NRW setzt auf Wasserstoffimporte, um die Klimaziele bis 2045 zu erreichen
Anika ThiesNRW setzt auf Wasserstoffimporte, um die Klimaziele bis 2045 zu erreichen
Ein neuer Bericht der Initiative IN4climate.NRW unterstreicht den wachsenden Bedarf an klimaneutralem Wasserstoff in Nordrhein-Westfalen. Bis 2045 wird der Bedarf der Region stark ansteigen – und damit das Angebot der lokalen Produktion übertreffen. Die Studie zeigt auf, dass Importe eine entscheidende Rolle spielen werden, um diese Lücke zu schließen.
Vor allem die energieintensiven Industrien, der Mittelstand und der Energiesektor Nordrhein-Westfalens treiben die steigende Nachfrage nach Wasserstoff voran.

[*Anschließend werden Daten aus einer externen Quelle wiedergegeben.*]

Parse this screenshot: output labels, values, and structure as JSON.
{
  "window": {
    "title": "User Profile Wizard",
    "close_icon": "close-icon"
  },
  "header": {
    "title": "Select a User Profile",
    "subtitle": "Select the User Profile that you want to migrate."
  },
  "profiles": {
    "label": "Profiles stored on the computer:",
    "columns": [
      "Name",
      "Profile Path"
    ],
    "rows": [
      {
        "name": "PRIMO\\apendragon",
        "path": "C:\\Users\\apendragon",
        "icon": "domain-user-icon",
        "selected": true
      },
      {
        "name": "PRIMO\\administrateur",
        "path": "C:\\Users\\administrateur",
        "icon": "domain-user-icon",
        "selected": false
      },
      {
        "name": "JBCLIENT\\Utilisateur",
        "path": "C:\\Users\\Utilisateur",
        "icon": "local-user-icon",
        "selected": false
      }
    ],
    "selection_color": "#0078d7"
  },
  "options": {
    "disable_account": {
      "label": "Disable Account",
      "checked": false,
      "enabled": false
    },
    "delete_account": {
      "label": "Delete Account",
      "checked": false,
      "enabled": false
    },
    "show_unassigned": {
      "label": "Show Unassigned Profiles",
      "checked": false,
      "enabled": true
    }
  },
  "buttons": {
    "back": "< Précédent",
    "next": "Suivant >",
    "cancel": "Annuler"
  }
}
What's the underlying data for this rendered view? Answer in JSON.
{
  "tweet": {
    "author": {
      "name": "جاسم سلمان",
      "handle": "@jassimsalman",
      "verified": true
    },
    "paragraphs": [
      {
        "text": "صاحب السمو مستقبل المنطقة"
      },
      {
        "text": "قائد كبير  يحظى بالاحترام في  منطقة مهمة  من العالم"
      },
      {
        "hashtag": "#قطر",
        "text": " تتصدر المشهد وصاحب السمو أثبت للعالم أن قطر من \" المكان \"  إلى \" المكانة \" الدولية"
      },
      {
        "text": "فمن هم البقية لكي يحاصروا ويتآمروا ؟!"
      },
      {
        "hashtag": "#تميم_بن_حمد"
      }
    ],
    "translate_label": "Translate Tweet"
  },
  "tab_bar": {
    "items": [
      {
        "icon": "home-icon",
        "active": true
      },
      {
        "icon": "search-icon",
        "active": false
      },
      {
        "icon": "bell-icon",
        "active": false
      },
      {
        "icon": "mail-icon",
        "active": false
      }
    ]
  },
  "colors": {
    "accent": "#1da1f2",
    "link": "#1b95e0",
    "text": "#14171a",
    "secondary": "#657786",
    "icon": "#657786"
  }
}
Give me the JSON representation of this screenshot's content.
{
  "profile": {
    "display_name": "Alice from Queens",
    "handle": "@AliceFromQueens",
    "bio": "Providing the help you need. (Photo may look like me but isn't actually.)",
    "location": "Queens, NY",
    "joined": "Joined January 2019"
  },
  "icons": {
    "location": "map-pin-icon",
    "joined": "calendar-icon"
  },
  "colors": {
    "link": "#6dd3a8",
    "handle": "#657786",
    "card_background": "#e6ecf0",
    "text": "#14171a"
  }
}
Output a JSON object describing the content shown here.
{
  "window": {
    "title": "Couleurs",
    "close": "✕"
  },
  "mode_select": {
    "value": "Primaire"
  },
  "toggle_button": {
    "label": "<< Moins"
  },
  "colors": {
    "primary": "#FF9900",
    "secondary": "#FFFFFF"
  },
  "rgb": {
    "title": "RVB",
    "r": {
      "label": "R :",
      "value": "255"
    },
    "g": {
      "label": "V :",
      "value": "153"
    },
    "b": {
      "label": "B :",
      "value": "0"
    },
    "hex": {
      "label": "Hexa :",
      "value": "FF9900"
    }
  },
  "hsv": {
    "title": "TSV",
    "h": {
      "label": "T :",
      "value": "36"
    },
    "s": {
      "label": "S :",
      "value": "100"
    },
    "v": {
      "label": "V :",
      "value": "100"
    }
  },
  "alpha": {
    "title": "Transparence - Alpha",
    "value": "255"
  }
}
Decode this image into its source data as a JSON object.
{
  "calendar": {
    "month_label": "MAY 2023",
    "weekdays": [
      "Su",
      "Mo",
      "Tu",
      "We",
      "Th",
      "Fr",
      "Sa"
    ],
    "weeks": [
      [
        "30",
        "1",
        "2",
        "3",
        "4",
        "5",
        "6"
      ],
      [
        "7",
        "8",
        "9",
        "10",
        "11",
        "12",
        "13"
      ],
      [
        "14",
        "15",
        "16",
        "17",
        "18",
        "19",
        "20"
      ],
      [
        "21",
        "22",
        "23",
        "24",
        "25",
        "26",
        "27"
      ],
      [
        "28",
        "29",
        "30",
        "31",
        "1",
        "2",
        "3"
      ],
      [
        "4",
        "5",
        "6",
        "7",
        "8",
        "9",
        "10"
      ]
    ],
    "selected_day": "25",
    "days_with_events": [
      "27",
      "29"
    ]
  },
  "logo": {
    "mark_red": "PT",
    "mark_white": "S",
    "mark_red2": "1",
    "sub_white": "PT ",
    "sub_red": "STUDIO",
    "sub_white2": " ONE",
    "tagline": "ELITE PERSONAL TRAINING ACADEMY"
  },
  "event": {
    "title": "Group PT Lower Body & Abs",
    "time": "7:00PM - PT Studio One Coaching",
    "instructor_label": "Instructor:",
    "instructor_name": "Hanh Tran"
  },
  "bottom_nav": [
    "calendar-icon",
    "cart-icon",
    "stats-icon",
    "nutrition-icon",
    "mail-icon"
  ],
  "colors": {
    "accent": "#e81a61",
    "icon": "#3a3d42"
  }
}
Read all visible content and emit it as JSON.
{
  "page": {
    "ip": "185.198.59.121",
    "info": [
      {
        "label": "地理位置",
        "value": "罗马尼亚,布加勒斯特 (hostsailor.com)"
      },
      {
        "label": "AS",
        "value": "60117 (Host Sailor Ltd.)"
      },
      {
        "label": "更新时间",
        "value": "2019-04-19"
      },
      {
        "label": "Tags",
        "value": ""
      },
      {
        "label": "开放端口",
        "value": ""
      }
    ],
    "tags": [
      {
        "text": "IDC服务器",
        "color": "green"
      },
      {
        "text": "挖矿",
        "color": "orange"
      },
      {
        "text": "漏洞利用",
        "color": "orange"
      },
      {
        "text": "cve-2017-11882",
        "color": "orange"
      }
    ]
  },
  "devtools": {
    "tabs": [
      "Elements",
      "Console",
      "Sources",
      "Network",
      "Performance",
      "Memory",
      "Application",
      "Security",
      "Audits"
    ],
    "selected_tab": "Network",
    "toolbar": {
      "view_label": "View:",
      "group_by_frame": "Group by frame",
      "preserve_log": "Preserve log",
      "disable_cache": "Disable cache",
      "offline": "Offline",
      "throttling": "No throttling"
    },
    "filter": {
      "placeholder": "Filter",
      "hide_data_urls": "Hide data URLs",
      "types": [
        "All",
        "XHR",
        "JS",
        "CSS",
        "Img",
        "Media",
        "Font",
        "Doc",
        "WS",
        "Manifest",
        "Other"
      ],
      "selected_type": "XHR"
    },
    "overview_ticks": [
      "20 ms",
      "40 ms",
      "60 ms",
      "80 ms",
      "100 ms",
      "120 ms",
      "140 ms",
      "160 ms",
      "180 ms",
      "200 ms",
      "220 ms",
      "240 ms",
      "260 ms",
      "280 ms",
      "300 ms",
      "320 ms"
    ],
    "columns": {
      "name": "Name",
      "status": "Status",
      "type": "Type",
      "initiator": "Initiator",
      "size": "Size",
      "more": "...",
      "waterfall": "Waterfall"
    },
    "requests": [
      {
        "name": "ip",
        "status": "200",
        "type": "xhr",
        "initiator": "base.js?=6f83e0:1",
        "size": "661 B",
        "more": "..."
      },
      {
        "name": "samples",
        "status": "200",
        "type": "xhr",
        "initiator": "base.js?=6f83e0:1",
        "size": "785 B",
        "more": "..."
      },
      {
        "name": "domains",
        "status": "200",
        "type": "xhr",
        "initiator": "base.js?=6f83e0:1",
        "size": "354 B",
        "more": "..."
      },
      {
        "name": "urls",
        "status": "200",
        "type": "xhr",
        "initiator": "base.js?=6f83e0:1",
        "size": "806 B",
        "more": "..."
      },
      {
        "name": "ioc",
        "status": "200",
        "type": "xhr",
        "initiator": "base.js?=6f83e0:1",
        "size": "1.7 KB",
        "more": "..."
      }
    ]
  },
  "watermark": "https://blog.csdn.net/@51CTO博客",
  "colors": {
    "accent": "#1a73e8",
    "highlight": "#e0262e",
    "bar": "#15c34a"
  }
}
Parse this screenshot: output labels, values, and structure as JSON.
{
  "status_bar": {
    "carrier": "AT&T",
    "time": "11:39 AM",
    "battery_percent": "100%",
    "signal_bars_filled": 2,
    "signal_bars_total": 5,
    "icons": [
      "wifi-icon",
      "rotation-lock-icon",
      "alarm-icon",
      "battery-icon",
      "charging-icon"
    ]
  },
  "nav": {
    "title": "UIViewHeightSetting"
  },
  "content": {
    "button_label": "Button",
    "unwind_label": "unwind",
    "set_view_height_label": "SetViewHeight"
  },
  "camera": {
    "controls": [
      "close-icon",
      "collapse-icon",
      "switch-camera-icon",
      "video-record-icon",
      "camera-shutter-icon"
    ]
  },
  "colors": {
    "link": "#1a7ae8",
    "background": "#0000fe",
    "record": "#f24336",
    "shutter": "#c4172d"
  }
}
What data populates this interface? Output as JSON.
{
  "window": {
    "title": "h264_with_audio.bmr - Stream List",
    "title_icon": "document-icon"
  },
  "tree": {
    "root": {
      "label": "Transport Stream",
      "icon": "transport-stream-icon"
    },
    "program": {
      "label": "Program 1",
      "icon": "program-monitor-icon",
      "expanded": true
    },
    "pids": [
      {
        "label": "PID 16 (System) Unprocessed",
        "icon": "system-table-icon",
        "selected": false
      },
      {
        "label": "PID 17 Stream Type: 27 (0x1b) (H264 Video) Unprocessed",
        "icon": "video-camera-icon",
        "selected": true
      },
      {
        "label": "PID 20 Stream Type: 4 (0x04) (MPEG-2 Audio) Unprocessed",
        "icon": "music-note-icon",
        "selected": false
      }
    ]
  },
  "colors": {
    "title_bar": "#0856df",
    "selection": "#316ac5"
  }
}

Zwar können der Ausbau der regionalen Produktion und erneuerbarer Energien einen Teil des Bedarfs decken, doch der Rest muss durch Importe gedeckt werden.
Als effizienteste Lösung für den Transport von gasförmigem Wasserstoff nennt der Bericht Pipelines. Mögliche Routen führen unter anderem aus den Niederlanden, von der Iberischen Halbinsel oder aus Skandinavien. Auch Schiffe, etwa aus Brasilien, könnten die Region beliefern. Kurzfristig bietet grünes Ammoniak eine alternative Importmöglichkeit.
Die Studie empfiehlt einen diversifizierten Ansatz bei der Beschaffung von Wasserstoff, um das Risiko einer zu starken Abhängigkeit von einzelnen Lieferanten oder Routen zu verringern. Besonders wichtig sei eine gemischte Importstrategie für Nordrhein-Westfalen: Sowohl Pipelines als auch Schiffe werden benötigt, um die Versorgung mit ausreichend Wasserstoff zu sichern. Gleichzeitig soll der Ausbau der lokalen Produktion helfen, die künftige Nachfrage auszugleichen.